オルセウスは憤慨する気持ちを抑えきれず、東の空を見上げながら拳を握って立ち尽くしていた。一方のファローザはすぐに踵を返して屋上から出て行った。シャルロットがあのような行動に出るとは予想外だったが、今ならば間者を介して竜騎士隊長のアーリマンに連絡が取れる。アーリマンならばシャルロットがどんな行動をとったとしても、また甲火龍がどのような暴れ方をしたとしても対応できるはずだ。

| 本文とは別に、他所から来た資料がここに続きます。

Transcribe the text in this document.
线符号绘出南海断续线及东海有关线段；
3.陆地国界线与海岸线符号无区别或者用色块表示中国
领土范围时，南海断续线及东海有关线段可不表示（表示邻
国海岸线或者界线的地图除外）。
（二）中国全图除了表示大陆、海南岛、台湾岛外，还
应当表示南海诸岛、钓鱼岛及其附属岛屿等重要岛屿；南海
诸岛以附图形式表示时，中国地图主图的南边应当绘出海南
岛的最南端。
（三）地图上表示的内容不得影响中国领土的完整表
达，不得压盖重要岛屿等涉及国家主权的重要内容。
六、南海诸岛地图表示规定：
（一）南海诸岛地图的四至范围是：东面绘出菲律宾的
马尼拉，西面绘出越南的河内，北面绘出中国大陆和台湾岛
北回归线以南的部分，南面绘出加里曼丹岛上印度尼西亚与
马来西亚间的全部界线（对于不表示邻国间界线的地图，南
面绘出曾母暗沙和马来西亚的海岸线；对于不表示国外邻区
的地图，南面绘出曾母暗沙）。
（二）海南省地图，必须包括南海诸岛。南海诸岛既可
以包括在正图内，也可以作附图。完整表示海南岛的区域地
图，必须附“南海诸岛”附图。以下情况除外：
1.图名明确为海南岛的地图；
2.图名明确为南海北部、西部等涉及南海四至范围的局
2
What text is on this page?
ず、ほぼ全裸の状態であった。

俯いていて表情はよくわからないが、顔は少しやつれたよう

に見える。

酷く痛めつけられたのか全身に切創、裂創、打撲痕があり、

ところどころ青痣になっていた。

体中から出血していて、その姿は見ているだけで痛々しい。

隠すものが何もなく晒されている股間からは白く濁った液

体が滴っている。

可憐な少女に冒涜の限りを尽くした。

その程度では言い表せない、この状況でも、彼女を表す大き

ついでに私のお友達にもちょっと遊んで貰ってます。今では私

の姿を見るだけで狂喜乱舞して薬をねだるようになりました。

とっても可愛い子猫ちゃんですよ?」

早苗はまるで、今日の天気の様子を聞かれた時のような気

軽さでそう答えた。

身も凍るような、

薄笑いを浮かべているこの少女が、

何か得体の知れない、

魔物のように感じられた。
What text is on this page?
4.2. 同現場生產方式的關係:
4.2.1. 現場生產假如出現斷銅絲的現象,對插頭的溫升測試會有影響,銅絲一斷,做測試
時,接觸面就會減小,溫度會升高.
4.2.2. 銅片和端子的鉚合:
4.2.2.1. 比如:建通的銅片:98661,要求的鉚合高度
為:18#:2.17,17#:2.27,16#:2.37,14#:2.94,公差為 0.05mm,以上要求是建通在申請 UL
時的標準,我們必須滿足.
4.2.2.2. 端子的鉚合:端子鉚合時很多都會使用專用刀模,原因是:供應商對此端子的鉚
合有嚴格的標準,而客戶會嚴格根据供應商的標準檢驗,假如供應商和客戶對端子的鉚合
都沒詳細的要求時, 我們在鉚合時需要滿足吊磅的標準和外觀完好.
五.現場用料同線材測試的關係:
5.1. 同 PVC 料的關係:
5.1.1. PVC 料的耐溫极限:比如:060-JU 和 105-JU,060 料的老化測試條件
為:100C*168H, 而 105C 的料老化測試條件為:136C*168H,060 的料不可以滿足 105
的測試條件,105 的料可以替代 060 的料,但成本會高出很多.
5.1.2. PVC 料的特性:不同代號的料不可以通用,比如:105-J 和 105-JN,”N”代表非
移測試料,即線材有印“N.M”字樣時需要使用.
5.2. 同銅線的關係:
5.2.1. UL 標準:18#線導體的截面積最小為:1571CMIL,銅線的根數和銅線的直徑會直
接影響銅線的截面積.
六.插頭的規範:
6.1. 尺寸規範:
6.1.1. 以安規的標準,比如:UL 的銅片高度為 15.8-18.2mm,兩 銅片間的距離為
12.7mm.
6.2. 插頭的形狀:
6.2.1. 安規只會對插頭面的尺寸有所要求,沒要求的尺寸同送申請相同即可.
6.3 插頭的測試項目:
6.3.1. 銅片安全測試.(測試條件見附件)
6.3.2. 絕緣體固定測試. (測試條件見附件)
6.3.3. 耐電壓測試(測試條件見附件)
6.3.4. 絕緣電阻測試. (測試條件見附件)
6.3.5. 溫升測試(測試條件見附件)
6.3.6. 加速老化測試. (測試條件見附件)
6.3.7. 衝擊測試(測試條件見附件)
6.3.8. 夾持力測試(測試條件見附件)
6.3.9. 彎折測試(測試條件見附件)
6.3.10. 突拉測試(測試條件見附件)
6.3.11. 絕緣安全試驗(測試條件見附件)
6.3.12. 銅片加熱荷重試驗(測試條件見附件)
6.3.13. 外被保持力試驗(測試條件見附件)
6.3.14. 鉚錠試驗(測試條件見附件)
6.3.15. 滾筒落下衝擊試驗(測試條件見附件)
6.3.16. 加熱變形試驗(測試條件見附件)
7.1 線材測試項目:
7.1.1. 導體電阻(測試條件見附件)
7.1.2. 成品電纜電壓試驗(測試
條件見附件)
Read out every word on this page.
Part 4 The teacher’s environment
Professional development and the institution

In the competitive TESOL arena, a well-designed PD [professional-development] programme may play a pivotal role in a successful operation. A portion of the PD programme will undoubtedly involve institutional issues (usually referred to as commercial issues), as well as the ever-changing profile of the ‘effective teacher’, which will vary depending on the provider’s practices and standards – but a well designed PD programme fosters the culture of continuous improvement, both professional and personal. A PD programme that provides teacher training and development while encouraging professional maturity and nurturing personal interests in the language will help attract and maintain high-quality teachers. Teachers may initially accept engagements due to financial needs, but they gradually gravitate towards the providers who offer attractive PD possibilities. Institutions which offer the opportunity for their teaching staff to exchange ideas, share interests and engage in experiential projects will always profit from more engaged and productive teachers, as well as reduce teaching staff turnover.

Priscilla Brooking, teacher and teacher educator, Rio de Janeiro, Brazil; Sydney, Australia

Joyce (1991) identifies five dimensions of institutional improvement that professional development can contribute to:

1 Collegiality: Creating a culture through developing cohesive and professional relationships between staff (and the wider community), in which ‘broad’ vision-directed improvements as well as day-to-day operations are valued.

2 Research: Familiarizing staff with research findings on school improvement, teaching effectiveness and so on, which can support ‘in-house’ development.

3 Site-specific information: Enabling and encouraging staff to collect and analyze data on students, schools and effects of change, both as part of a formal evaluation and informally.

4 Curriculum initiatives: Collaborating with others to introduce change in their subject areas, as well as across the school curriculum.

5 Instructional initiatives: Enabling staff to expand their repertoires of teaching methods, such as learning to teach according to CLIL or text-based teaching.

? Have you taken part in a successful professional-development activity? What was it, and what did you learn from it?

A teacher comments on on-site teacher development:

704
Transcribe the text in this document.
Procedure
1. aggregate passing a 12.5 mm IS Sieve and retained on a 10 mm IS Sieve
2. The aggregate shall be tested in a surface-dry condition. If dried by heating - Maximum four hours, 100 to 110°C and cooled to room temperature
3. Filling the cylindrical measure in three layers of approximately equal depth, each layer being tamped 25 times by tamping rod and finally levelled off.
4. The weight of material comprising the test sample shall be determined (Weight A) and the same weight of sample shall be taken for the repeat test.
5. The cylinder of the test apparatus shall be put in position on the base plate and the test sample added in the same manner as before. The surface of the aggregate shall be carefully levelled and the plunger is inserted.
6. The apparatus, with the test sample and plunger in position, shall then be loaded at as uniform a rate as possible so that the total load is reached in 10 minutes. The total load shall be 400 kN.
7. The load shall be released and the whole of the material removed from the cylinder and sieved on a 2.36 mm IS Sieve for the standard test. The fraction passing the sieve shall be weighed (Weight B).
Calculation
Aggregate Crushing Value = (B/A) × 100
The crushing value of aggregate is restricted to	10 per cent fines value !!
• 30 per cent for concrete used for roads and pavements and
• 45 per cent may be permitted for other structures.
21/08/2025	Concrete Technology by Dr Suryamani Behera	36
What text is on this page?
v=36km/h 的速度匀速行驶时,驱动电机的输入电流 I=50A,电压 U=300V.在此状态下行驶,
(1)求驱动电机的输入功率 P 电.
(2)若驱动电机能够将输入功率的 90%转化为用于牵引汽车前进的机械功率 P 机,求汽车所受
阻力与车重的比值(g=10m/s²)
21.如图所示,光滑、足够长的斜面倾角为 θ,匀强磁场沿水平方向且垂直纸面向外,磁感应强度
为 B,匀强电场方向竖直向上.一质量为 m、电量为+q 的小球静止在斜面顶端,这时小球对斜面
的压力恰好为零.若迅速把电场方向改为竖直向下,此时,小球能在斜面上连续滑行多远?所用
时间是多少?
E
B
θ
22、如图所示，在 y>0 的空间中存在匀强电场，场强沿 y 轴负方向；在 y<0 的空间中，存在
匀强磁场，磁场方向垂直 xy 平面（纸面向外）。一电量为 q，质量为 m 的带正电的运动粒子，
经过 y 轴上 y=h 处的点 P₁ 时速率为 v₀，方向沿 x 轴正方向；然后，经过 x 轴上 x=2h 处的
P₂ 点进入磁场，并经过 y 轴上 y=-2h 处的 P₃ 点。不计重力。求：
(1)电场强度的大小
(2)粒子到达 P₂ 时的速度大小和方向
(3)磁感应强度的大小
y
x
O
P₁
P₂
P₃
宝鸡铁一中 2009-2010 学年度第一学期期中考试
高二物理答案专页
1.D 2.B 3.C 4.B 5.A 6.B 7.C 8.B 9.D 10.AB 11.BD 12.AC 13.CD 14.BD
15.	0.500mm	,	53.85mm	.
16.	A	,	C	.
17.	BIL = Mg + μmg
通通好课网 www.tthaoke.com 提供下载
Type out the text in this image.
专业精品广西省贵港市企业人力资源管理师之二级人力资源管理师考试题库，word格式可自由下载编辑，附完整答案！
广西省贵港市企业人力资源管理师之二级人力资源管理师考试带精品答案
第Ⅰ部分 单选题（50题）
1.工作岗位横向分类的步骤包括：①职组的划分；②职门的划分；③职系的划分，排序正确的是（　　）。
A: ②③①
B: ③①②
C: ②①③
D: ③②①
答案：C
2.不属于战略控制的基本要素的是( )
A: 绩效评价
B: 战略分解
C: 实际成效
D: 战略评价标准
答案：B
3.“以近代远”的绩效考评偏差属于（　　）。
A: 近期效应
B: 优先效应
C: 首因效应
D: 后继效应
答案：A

「しかし、今になって甲火龍が目覚めたのは怪しい。どうにも引っかかる……」
ファローザは魔物の生態にも詳しいが、甲火龍が今年目覚める徴候はないと思っていた。強力な怪物だが頻繁に目覚めて暴れることはないのだ。大会の出場者たちの馬の蹄の音が龍を目覚めさせたという仮説も考えられるが、その仮説が正しければ昼から夕方にかけて目覚めるはずだ。すでに大多数の出場者は夜になって走ることを止めて休息している。馬の脚音で目覚めたとは考えられない。
考えを巡らせながら城館の自室に入ったファローザは、自分もシャルロットを追って現場に向かうべきだったかと考えたが、自分が今姿を消せばオルセウスも東へ向かいかねず、不測の事態の中で将軍全員が拠点から離れるのはよろしいことではない。ファローザは間者づてにアーリマンへ連絡するだけにとどめ、部屋の窓から東へ目を懲らせていた。